Where I was weakest was in healing the sick. He had different spells for different sicknesses. Some sickness, he told me, comes from the mind. Asthma was sort of like that. Some folks could get asthma from their mind alone. Others were allergic to something-hay more often than not-but get them away from the hay, they'd keep the asthma for hours or days, or even longer, because of something in their mind that held it there. It could even kill them. When someone got asthma from hay, they could come to him and he'd treat the mind, and the asthma would quit right away, instead of hanging on. After that they could still get asthma from hay, but usually, take them away from the hay, and the asthma was gone in minutes. Commonly rashes disappeared in minutes too, at least the itching eased, and the rash would almost always be gone within the day. Rheumatism might go just as quick, or take a few days, or it could hang on.

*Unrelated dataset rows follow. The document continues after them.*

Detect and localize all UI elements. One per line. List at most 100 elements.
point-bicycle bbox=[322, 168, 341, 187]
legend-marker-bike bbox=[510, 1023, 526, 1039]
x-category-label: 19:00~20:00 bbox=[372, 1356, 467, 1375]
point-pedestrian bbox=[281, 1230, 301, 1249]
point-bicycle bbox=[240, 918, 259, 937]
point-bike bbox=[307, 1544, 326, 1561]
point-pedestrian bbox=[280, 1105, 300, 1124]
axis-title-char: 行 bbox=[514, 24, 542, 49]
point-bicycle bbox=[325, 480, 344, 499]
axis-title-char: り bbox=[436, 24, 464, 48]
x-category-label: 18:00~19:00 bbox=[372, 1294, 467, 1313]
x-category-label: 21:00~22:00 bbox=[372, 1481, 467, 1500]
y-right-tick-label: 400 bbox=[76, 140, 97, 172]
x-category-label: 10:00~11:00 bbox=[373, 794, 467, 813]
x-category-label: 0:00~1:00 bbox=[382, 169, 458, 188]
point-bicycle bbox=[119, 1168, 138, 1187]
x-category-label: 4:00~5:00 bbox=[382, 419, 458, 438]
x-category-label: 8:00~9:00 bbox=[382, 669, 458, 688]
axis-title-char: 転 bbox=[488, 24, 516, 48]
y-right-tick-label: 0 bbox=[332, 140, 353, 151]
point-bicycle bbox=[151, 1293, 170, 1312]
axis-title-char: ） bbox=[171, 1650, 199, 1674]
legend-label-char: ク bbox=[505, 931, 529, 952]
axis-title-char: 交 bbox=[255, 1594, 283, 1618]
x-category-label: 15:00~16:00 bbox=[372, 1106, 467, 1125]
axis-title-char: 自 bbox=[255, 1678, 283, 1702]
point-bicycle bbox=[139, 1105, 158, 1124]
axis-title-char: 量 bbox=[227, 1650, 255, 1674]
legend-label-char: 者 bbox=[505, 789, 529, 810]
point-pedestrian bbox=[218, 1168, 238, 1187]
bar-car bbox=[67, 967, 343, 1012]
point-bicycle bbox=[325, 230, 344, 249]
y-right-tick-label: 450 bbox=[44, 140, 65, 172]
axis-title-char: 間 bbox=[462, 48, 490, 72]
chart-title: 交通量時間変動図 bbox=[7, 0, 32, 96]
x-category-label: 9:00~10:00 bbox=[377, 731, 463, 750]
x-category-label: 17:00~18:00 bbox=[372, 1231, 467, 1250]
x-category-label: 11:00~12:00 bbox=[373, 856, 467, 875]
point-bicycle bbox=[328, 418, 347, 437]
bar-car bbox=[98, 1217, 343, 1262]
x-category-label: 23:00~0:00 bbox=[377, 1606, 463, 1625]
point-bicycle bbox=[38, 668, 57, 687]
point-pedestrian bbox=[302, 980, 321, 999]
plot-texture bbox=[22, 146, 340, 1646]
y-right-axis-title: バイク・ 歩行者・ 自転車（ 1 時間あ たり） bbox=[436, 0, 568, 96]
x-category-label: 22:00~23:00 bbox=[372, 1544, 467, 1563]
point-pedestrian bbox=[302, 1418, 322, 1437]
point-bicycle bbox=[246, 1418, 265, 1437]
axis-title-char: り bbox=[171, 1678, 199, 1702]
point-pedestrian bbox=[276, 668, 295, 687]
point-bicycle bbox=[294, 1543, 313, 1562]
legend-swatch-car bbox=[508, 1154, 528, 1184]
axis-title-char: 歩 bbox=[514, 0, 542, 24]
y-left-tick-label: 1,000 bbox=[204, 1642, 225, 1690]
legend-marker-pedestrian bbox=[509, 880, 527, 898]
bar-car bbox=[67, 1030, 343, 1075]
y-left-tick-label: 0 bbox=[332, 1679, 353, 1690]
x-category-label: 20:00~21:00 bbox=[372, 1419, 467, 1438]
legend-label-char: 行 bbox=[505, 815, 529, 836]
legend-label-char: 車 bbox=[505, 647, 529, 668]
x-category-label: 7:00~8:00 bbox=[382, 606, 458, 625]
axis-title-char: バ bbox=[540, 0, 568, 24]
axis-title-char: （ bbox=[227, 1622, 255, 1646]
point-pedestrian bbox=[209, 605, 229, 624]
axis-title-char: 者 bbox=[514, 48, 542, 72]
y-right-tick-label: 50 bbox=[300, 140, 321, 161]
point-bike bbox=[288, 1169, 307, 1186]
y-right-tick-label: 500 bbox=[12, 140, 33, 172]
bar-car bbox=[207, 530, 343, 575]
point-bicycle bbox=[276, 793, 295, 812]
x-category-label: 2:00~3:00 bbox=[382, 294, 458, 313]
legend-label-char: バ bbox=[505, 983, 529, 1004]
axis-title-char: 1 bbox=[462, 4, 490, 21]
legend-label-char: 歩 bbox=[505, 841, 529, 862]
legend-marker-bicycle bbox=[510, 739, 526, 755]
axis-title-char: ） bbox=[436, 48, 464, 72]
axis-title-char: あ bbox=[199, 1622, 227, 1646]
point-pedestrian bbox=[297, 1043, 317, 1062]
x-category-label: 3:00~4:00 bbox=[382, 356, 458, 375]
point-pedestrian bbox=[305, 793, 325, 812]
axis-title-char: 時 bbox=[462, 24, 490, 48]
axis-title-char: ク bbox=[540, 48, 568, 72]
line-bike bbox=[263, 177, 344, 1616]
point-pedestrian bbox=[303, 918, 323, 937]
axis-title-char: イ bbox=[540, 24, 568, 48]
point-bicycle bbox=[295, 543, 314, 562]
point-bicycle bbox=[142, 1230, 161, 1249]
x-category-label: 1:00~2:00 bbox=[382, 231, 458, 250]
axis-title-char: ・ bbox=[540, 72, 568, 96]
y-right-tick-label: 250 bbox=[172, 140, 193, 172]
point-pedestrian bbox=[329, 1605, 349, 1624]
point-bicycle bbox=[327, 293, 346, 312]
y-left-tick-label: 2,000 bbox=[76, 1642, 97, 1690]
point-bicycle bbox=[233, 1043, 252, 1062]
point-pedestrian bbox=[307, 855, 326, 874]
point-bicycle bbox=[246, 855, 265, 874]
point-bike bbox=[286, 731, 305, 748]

He even showed me how to make tumors shrink up and disappear. That didn't always work either, but sometimes it did, and sometimes the tumor didn't come back. And when someone got brought in that had what I'd call pneumonia, he couldn't make it go away right off, but usually they'd feel better right away, and well, after a night's sleep. They'd be back working in two or three days, instead of a couple weeks.